«Nuit blanche?» contribue aussi à la lutte contre la transmission du VIH et des IST


Que la fête reste belle jusqu’à la fin! «Nuit blanche?» est un programme de réduction des risques liés aux drogues légales et illégales con­sommées de manière récréative et en milieu festif, initié à Genève en 2005 par dix institu­tions issues des secteurs de la prévention et des addictions.

Il s’inscrit dans un ensemble d’initiatives menées en Suisse et hors de nos frontières dans le but de limiter les dommages relatifs à l’usage de substances psychoactives. «Nuit blanche?» va à la rencontre des fêtards dans les lieux où ils s’amusent: festivals de musique, discothèques, etc.

Concrètement, une équipe de profession­nels et de volontaires dans laquelle s’intègrent aussi des pairs en provenance du milieu festif, travaille lors des stands et interventions mobi­les ou alors à l’occasion d’événements festifs de grande envergure comme la Lake parade. En deux ans d’activités, plus de 80 personnes ont été spécifiquement formées pour participer à ces interventions.

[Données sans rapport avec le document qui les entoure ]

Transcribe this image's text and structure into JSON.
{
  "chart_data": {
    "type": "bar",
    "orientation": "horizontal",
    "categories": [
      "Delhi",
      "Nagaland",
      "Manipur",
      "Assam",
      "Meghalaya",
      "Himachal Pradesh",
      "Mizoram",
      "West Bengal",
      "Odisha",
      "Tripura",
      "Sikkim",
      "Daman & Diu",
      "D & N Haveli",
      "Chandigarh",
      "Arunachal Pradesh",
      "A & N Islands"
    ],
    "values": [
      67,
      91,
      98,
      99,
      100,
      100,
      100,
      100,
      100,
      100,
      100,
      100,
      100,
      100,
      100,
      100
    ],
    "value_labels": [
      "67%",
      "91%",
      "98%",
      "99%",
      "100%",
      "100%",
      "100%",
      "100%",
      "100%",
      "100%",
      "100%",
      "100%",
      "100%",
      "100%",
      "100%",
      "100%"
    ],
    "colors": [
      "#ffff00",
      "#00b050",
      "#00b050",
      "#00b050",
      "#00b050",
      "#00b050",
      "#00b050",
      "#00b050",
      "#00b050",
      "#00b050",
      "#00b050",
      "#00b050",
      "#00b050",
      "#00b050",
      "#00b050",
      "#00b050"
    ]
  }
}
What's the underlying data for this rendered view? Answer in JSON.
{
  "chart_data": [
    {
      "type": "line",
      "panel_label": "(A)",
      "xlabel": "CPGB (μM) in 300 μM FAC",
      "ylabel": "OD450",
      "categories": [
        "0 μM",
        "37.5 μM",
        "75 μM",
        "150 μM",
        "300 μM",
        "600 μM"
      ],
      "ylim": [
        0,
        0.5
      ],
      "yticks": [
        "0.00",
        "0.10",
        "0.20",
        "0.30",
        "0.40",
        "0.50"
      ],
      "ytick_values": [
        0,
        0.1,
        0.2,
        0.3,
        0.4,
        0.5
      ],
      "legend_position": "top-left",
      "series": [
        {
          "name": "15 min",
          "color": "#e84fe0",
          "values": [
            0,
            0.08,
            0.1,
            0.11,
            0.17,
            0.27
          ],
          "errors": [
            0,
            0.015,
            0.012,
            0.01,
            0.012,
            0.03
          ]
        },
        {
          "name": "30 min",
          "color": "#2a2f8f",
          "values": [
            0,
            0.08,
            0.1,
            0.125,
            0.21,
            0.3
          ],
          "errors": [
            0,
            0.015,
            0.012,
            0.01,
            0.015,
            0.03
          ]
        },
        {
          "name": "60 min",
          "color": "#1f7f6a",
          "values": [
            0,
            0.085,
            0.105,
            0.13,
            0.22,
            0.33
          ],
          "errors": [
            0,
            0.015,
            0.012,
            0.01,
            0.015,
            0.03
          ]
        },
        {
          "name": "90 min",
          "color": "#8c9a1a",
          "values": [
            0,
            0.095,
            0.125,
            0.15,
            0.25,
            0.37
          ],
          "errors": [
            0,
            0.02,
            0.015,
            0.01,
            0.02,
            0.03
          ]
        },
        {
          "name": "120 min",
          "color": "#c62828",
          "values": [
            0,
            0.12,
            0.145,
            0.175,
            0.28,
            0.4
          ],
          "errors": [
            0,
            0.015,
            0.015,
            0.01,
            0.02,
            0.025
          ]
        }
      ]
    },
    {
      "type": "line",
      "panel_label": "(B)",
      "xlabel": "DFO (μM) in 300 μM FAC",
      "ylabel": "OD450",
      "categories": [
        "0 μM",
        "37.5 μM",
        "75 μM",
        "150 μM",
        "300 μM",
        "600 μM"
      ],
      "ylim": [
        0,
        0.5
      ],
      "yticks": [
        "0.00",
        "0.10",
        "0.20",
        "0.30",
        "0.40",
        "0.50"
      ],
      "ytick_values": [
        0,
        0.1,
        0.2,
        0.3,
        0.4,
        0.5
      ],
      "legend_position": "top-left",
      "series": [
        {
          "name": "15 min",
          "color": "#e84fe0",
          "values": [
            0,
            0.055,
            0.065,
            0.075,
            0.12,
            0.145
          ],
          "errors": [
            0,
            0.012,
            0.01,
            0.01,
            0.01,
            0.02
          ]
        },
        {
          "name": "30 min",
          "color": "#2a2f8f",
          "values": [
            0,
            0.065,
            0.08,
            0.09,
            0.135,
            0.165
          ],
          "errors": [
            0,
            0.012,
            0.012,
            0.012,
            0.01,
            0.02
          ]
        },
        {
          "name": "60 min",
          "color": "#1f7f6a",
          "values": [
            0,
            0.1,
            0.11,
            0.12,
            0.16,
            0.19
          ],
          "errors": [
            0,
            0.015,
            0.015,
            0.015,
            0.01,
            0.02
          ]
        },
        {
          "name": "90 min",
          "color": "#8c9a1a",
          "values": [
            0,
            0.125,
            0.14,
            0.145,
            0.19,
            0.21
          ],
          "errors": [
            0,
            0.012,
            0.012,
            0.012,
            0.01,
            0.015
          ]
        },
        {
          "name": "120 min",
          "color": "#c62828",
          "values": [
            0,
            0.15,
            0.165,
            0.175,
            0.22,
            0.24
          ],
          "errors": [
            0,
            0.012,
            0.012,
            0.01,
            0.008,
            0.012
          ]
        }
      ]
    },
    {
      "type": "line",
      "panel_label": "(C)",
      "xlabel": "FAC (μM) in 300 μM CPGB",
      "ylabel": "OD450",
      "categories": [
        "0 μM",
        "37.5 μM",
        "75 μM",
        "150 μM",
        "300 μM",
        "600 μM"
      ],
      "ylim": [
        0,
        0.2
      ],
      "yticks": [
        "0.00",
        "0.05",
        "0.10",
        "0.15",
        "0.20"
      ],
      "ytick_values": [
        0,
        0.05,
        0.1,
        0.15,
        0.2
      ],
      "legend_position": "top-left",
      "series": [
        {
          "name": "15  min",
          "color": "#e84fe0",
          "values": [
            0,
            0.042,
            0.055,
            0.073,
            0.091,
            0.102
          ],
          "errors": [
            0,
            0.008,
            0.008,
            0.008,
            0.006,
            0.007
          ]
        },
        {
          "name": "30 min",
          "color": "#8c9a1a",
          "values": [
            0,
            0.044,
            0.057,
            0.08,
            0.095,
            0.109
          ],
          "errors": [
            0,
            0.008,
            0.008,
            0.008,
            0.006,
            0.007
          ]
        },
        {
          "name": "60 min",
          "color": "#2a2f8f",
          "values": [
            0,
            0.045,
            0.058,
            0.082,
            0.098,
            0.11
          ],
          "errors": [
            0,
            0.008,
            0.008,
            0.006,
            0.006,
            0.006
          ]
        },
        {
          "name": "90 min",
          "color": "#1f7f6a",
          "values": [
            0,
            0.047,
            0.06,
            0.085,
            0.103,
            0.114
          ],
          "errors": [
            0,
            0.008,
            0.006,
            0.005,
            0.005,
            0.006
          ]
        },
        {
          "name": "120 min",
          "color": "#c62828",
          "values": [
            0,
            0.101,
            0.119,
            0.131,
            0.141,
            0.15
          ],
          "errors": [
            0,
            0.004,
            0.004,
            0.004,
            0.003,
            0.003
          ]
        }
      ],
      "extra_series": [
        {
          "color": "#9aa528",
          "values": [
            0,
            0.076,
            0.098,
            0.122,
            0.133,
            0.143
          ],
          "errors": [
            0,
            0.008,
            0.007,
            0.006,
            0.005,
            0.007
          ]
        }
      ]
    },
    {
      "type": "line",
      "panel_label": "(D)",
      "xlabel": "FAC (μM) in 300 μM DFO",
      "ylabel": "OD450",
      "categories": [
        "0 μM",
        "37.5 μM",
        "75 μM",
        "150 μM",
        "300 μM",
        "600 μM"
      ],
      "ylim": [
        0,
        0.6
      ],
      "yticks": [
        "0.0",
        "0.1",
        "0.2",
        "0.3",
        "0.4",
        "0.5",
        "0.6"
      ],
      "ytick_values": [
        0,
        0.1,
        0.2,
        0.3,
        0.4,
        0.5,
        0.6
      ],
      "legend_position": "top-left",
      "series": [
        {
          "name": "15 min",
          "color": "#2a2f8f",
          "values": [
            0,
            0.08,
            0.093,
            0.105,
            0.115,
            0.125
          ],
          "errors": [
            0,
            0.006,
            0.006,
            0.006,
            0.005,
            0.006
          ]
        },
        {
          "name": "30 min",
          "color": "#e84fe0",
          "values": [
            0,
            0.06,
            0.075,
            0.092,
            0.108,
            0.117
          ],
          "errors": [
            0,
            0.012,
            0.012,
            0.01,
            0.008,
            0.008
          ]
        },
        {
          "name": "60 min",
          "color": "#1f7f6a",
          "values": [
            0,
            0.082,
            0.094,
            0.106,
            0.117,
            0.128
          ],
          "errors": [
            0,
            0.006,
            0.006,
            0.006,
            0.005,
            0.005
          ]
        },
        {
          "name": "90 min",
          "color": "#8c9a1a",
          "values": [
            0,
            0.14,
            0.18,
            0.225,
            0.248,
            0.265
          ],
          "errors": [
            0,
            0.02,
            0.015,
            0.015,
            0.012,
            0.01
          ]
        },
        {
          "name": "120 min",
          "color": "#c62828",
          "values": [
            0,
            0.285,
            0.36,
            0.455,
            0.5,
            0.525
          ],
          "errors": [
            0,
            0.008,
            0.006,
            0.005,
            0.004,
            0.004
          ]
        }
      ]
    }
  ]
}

Préservatifs, matériel ludique, ordinateurs pour tester son taux d’alcoolémie, kit sniff, tam­pons auriculaires, eau, flyers d’information et bien sûr accueil, écoute et entretiens sont les principaux outils utilisés pour aborder les problématiques liées à la consommation. Pour «Nuit blanche?», il est important de s’adapter aux personnes rencontrées, qu’elles soient non consommatrices, consommatrices occasionnelles ou consommatrices dépendantes, afin de transmettre les informations les plus adéquates possibles et de les orienter vers les différents services relais. «Nuit blanche?» pra­tique une approche non jugeante et elle est très bien acceptée par les fêtards et par les organisateurs. Tout au long de ces deux années d’activités et lors de la vingtaine d’événements annuels, «Nuit blanche?» a rencontré plusieurs milliers de personnes. Le site internet: www.nuit-blanche.ch est visité mensuellement par plus de 500 internautes.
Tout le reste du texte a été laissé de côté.